Drug and mobile phone users will be more strongly targeted as a result of new road safety measures recently passed in state parliament.

The Road Transport Legislation Amendment (Road Safety) Bill 2018 now extends police powers relating to roadside testing for cocaine, as well as increases in penalties for driving under the influence, and enables camera-based enforcement of mobile phone use.

Minister for Police and Member for Dubbo Troy Grant said the reforms were part of broader state road safety goals.

“NSW is the first jurisdiction in Australia to introduce legislation to enable automated camera enforcement of mobile phones, showing this Government’s ongoing commitment to road safety as technology and societal trends change,” Mr Grant said.

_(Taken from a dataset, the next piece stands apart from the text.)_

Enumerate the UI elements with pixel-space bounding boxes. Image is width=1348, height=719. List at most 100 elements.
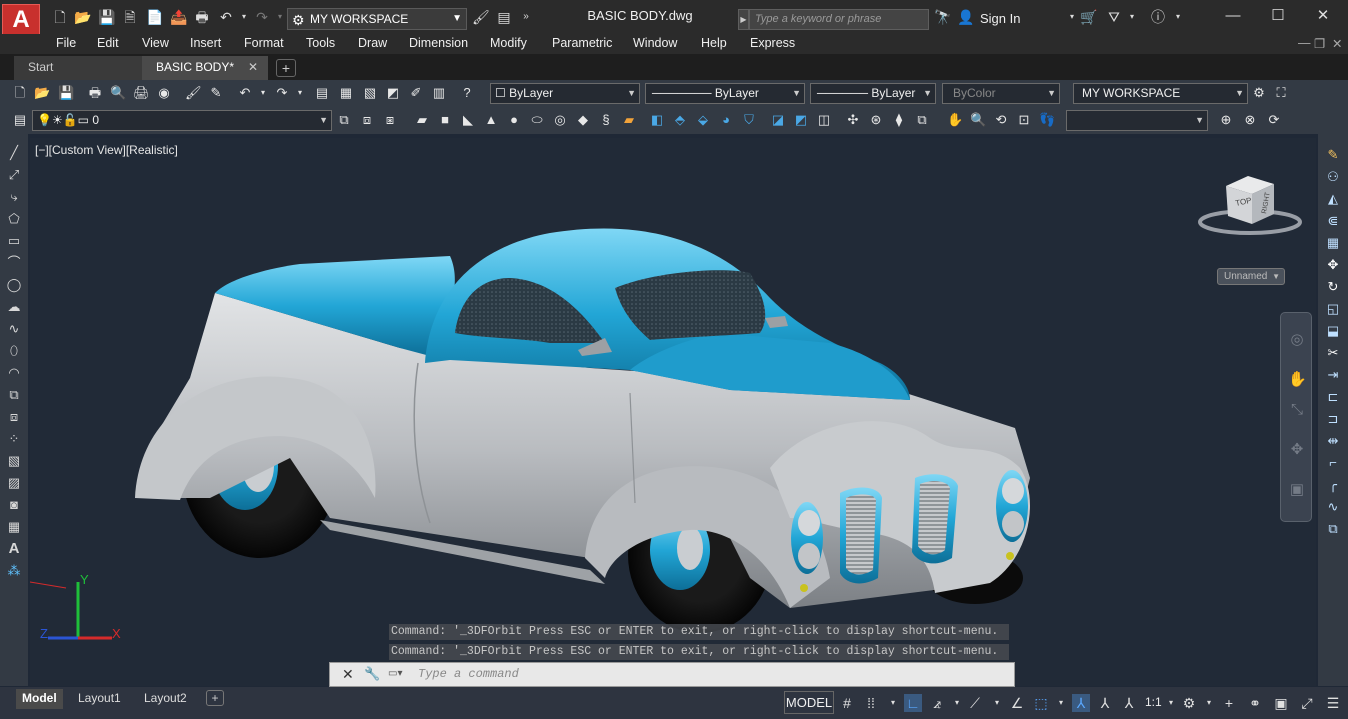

The bill amends the Road Transport Act 2013, as well as the Transport Administration Act 1988, to pay any fines from camera-detected mobile phone offences to the Community Road Safety Fund; and the Marine Safety Act 1998 to ensure regimes for oral fluid drug testing applies to marine drivers and vessel operators.

Last year, 74 people died in crashes where a driver or rider had an illicit drug present in their system. From 2012-2017, 184 crashes involved illegal mobile phone use, which resulted in seven deaths and 105 injuries.

Mr Grant said the NSW Government is committed to improving road safety and is calling on all road users to do their bit, don’t break the law and stay safe on our roads.

In a recent three-day operation which ran at the end of the school holidays, Southern NSW police conducted 781 random drug tests, with 53 returning a positive result.

Poor driver behaviour, including speeding, drink-driving, using a mobile phone and fatigue is continuing despite endless pleas from police and emergency services.

With speeding contributing to eight in ten fatalities on country roads (where the speed limit is 100km/hour or higher), the influence of drugs on a driver or the distraction of a mobile phone is amplified.

Greg Rappo, program director at non-for-profit training organisation Road Safety Education Limited, said, “As your speed increases – so does the distance you travel while your brain is processing information and reacting to it – and so does the distance you need to stop. The average time it takes for most drivers to react to a risky situation on the road is 1.5 seconds.

"A driver who is fatigued or distracted (for example, using a mobile phone or affected by drugs) may take as long as three critical seconds to react.”

The legislative reforms will come into effect from July 1, 2018.